No, no, no, totally wrong. Do eet... doucement.
'True Lies' is one of those movies where, if you're a student of action cinema, you'll probably break into a smile thinking about it. It's so dumb, so over-the-top, it's James Cameron effectively boiling the pot for a movie and making it all about craft. Maybe he was so burned out after 'Terminator 2: Judgment Day' that he just wanted an easy job with little or no complications with it. The result was a fantastic action comedy that's been copied a few times, but never equalled. Hell, even the recent TV series that was inspired by it was cancelled after one season. It didn't have Arnold Schwarzenegger and it didn't have Jamie Lee Curtis, and now that we have 'FUBAR', you realise that there's more to it than just a concept.
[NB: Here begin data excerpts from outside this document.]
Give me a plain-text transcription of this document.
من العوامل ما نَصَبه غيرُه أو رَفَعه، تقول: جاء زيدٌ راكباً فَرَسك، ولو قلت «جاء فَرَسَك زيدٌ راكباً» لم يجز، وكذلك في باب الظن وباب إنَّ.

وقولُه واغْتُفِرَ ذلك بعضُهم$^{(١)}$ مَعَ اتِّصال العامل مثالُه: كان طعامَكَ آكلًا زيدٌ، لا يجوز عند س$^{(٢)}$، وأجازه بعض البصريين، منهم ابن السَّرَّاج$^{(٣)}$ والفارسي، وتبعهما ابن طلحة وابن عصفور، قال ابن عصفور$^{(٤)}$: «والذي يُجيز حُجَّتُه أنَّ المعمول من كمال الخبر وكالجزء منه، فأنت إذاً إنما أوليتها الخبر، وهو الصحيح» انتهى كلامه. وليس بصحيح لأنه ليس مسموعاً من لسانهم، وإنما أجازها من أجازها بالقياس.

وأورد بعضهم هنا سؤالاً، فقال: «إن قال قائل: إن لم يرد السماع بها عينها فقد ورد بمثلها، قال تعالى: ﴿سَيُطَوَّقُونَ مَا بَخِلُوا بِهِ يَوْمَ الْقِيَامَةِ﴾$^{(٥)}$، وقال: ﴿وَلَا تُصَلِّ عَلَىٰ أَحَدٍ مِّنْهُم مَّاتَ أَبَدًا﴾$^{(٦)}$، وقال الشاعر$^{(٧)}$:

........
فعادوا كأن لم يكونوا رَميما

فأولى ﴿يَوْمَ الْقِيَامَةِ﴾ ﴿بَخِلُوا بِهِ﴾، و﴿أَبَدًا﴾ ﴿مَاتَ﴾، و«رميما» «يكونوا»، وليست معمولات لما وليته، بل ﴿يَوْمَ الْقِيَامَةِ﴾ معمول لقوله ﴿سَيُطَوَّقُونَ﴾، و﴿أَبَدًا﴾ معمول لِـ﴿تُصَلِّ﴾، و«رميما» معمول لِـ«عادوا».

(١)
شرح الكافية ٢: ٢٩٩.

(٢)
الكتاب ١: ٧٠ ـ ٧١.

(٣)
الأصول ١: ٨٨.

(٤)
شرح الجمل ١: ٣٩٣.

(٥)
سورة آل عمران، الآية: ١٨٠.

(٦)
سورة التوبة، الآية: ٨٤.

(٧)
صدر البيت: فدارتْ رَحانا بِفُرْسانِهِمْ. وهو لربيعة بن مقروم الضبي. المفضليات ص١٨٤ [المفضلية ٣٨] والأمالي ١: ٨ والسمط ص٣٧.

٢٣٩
To be clear, 'FUBAR' is a straight lift from 'True Lies'. The Governator plays a legendary CIA agent who has managed to successfully hide his profession from his ex-wife and his only daughter for decades. On his last day, he's asked to go to Colombia and extract an agent who's embedded with the son of a terrorist that he previously brought down. When he arrives in Colombia, he discovers - to his barely recognisable shock - that his daughter is the agent he's there to get out. After a pretty bog-standard action setpiece, the two escape and return to the USA where they're paired up together to stop the son of the bad guy who's intent on building a bomb that will make any major US city glow in the dark for a few hundred years.
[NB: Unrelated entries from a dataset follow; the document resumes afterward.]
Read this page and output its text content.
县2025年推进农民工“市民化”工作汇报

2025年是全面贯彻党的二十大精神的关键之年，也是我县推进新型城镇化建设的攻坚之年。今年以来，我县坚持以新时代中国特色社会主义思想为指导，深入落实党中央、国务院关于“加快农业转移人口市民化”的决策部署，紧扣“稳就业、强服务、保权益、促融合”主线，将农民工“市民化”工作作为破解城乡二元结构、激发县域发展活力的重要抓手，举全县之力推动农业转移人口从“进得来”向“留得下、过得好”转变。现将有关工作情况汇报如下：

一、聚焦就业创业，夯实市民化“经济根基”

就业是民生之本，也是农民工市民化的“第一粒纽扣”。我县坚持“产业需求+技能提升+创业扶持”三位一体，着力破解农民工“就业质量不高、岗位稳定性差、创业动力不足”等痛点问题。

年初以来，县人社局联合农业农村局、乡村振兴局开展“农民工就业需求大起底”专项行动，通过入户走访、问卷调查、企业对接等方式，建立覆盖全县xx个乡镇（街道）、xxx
Arnold Schwarzenegger has always been a gifted comedy actor. You only need to look at 'Kindergarten Cop' - "IT'S NOT A TUMAHHH!" - or even 'True Lies' to know that it's his strongest suit. Put him into a dramatic role, something that requires him not to be Arnold Schwarzenegger, and he's lost. In saying that, his comedy does always tend to be one-note. Trying to sustain the schtick over a few episodes like 'FUBAR' does mean it gets pretty rote, and you're again and again confronted with his limitations. He does his best, of course, and seeing him try to negotiate slapstick moments with a kind of sitcom dad energy is funny. On top of that, they've thrown in people like Fortune Feimster and Jay Baruchel, both of them gifted comedy actors, to try and carry the load - but it just becomes too much. Likewise, Monica Barbaro does her best with the material, but ultimately, it's something that's stretched too long and her lack of comedic chops comes into sharp relief. In 'True Lies', Schwarzenegger bounced off Jamie Lee Curtis, whose comedic talents far surpassed Schwarzenegger's.
In making a show that is so clearly inspired by and homaging a movie, you're automatically inviting comparisons and this shows up where 'FUBAR' is lacking. The direction throughout each of the episodes is generic at best and just plain uninspired at worst, the writing doesn't have any kind of spark to it, and the cast is pretty underwhelming when you come right down to it. When it comes to sequels or TV spinoffs, there's often a good reason as to why it didn't happen immediately. Considering that 'True Lies' came out in 1994 and it's now 2023, a sequel should have happened a long time ago - but it didn't. 'FUBAR' isn't a sequel, sure, but it's the closest thing we've gotten to it. It's also a reminder of why 'True Lies' didn't need a sequel.